There’s no magic food, no perfect workout class, no overpriced protein bar that melts fat off your body. It’s about:

  • Eating real food with good fats, steady carbs, and enough protein

  • Moving regularly, especially steady, longer efforts

  • Lifting heavy things once or twice a week

  • Staying consistent, being patient, and not falling for quick fixes

That’s how you become a better fat burner. That’s how you shift stubborn weight. And more importantly, that’s how you build a body that works with you, not against you.

Final word: Be a Cynic

There are hundreds of products designed to keep you stuck – stuck craving sugar, stuck in cycles of weight gain, stuck believing the next trend is the solution. Don’t buy into it.

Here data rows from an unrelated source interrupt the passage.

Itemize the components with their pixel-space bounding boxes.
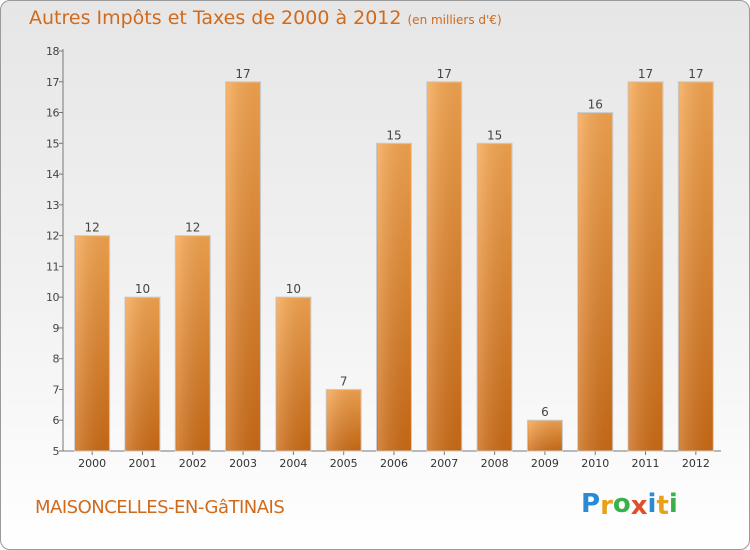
y-tick-label: 17 [46,76,59,89]
data-label: 12 [185,221,200,235]
bar-highlight [125,298,159,450]
bar-highlight [478,144,512,451]
chart-title: Autres Impôts et Taxes de 2000 à 2012 (en… [29,7,502,29]
logo-letter: r [600,491,613,521]
logo-letter: o [612,489,631,519]
data-label: 10 [135,282,150,296]
y-tick-label: 7 [53,383,60,396]
x-tick-label: 2000 [78,457,106,470]
y-tick-label: 10 [46,291,59,304]
x-tick-label: 2009 [531,457,559,470]
bar-highlight [629,82,663,451]
bar-highlight [176,236,210,450]
y-tick-label: 13 [46,199,59,212]
bars [74,81,714,452]
data-label: 15 [487,128,502,142]
data-labels: 2000 12 2001 10 2002 12 2003 17 2004 10 2005 7 2006 1… [78,67,710,470]
bar-highlight [75,236,109,450]
y-tick-label: 6 [53,414,60,427]
x-tick-label: 2002 [179,457,207,470]
data-label: 10 [286,282,301,296]
data-label: 6 [541,405,549,419]
city-name: MAISONCELLES-EN-GâTINAIS [35,497,285,518]
logo-letter: t [656,491,669,521]
bar-highlight [528,421,562,450]
data-label: 17 [437,67,452,81]
x-tick-label: 2007 [430,457,458,470]
x-tick-label: 2006 [380,457,408,470]
bar-highlight [427,82,461,451]
bar-highlight [226,82,260,451]
data-label: 12 [85,221,100,235]
x-tick-label: 2003 [229,457,257,470]
bar-highlight [578,113,612,451]
y-tick-label: 9 [53,322,60,335]
x-tick-label: 2001 [128,457,156,470]
x-tick-label: 2010 [581,457,609,470]
x-tick-label: 2008 [481,457,509,470]
bar-highlight [679,82,713,451]
data-label: 7 [340,374,348,388]
y-tick-label: 11 [46,260,59,273]
bar-highlight [377,144,411,451]
logo-letter: P [581,489,601,519]
y-tick-label: 15 [46,137,59,150]
y-tick-label: 12 [46,230,59,243]
x-tick-label: 2011 [632,457,660,470]
logo-letter: i [668,489,678,519]
data-label: 15 [386,128,401,142]
chart-unit: (en milliers d'€) [407,13,502,27]
data-label: 16 [588,98,603,112]
y-tick-label: 14 [46,168,59,181]
y-tick-label: 18 [46,45,59,58]
x-tick-label: 2004 [279,457,307,470]
x-tick-label: 2012 [682,457,710,470]
proxiti-logo[interactable]: Proxiti [581,489,678,521]
y-tick-label: 16 [46,107,59,120]
y-tick-label: 5 [53,445,60,458]
x-tick-label: 2005 [330,457,358,470]
data-label: 17 [688,67,703,81]
data-label: 17 [235,67,250,81]
bar-highlight [327,390,361,450]
logo-letter: x [630,491,648,521]
logo-letter: i [647,489,657,519]
chart-title-text: Autres Impôts et Taxes de 2000 à 2012 [29,7,402,29]
bar-highlight [276,298,310,450]
y-tick-label: 8 [53,353,60,366]
data-label: 17 [638,67,653,81]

You are what you eat, drink, and do. Take ownership, question the hype, and trust what works.

Joe Beer has been in endurance sport since the 1980s — from 10Ks and Ironmans to ultra runs and London to Paris charity cycles. He’s coached thousands of athletes (from newbies to elites), written for national magazines, published books, and regularly shares straight-talking advice on his podcast.

He lives the lifestyle: aerobic training, strength work, and the occasional competition — always learning, always testing, always helping others do better.

  1. Zderic et al (2003) High-fat diet elevates resting intramuscular triglyceride concentration and whole body lipolysis during exercise. Am. J. Physiol. Endochrinol. Metab. 286:E217-E225.

  2. Muoio, D.M et al. (1994) Effect of dietary fat on metabolic adjustments to maximal V̇O2 and endurance in runners. Med. & Sci. in Sports & Exerc. 26(1):p 81-88, January 1994.

  3. Horvath, P.J. et al (2000) The effects of varying dietary fat on the nutrient intake in male and female runners. J. Am Coll. Nutr. 19(1):42-51.

  4. Dasa, M.s. et al (2024) Training volume and total energy expenditure of an Olympic and Ironman world champion: approaching the upper limits of human capabilities. J Appl Physiol. 137(6):1535-1540.